Sarah: It's obviously a very night and day experience. The really wild thing that a lot of people misunderstand is that since running my own design business, I probably spend 10 to 15% of my time on design and the rest of my time on everything else that goes into it. You don't learn those other things when you go to design school. You don't learn how to incorporate a design business or all the back end work. Then there is the whole component of HR - managing people and selling your product and getting it to market. At a corporate company I was just designing and everybody else was sourcing materials and selling the products for me. But this job is every aspect. You have to be paying attention all the time.

FOAF: Why did you choose bags and what are the key elements that you look for when you're buying a bag yourself?

Sarah: Bags to me are fashion but then they can also be functional and formed. There a lot of areas you can play with. I grew up in a time where there was an "it" bag and spending an absurd amount of money was a norm. I want people to feel like you don't have to be the things that you purchase and you don't have to be the things that brands want you to be. You're your own person. That was something that I really wanted to examine from my commercial level and a personal level. 

FOAF: Do you have a certain checklist that needs to be fulfilled when you're getting a bag?

Sarah: I'm always looking at bags from every brand. I recently went to Frieze Art Fair. I love going to events like that, more than anything just to look at what people are wearing and look at the bags that woman are carrying. I try to buy more utility things, which is very true to my brand. There's something fun about buying things that are functional. I like having a part of my life that I don't have to think about product. I love getting dressed really quickly and then getting to work and not really worry about what I'm wearing and focusing more on people that I'm with and not being distracted.


 FOAF: Who do you feel is your quintessential customer?

Sarah: I always make jokes in the office, but it's sort of like a Lisa Simpson kind of girl or like a Wednesday Adams. It's definitely someone with a darker sense of humor like a Daria. It's really funny because I've seen a really wide range of women wearing the bags. I've seen some girls who have a preppy office style, and then I'll see older women who are very artsy at Dover Street Market. That's the biggest message for the brand. It's not about the brand. It's about you, how you put yourself together, and how you express yourself.

FOAF: Are there any bag trends you love right now?

Sarah: We're all pretty obsessed with a small bag right now, like a tiny obnoxiously small bag. What does really well for us is our Nano Crossbody – a tiny bag with a soft detail on it.
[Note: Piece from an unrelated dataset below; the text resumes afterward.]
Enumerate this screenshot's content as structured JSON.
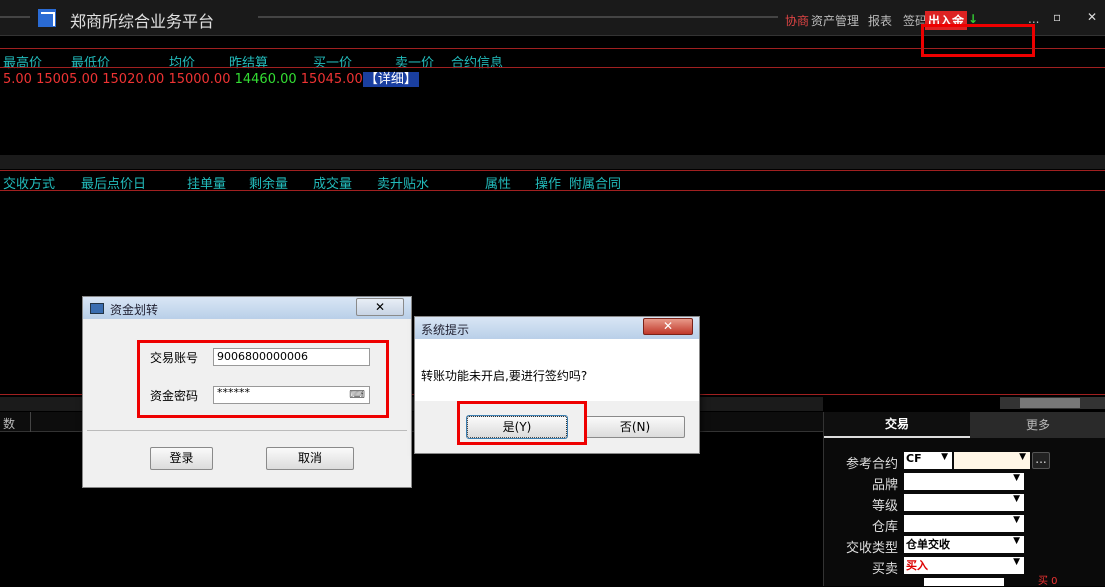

FOAF: So what's next for you guys?

Sarah: We've really been working on 3D printing. 3D-printed hardware could be something that we incorporate down the line. I've been more focused on design and I feel like I'm trying to get better designer, taking more time to sketch and look for inspiration. Having the time to focus on my design is really important.

FOAF: What's one piece of advice you would give to anybody that wants to get out of their 9-5 job and follow their own path?

Sarah: There's definitely no amount of education that will prepare you for this. Failure is inevitable, there's no perfect process. It's about a continuous non-stop development, journey, and work-in-progress. I feel like you have to be ready for that. It's not about a line one time. People show up in my office every single day - it's not just one season and it's over. You can't beat yourself up when you make mistakes and you lose money. You really have to look at it from a larger perspective and try to not waste your mistakes.